The machine returned its attention to Ari and smashed her faceplate. The last of her oxygen misted from the opening.
"No," Tanner said, climbing to his feet.
The machine smashed its pincers into her helmet a second time. Fragments of skull and brain tissue splattered her suit.
"No, no." He was watching her die a second time.
The machine tossed her body away like so much trash, and then swiveled its bloody pincers toward Tanner.

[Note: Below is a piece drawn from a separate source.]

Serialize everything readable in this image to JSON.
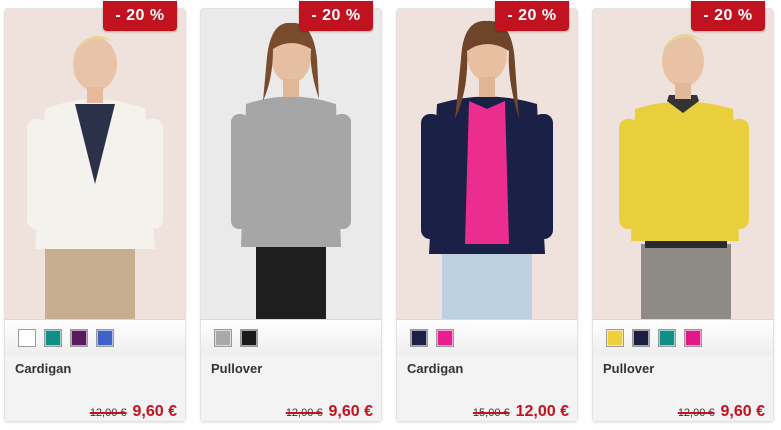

The other two machines approached from opposite sides of the desk.
Tanner took a running leap and landed heavily beside the machine he'd partially blinded. He ducked a swing from its metal arm and, resisting the urge to go to Ari's body, he made his way toward the pile of crumpled desks that formed a ramp beneath the window.
It felt like he was wading in a snowdrift. The artificial gravity of the ship remained active despite the depressurization, and the bulky suit weighed 150 lbs by itself. Add in his own weight, and he was lugging around 300 lbs. Not an easy load, to say the least. He almost wished he was wearing some of those motorized leg gyros under his suit.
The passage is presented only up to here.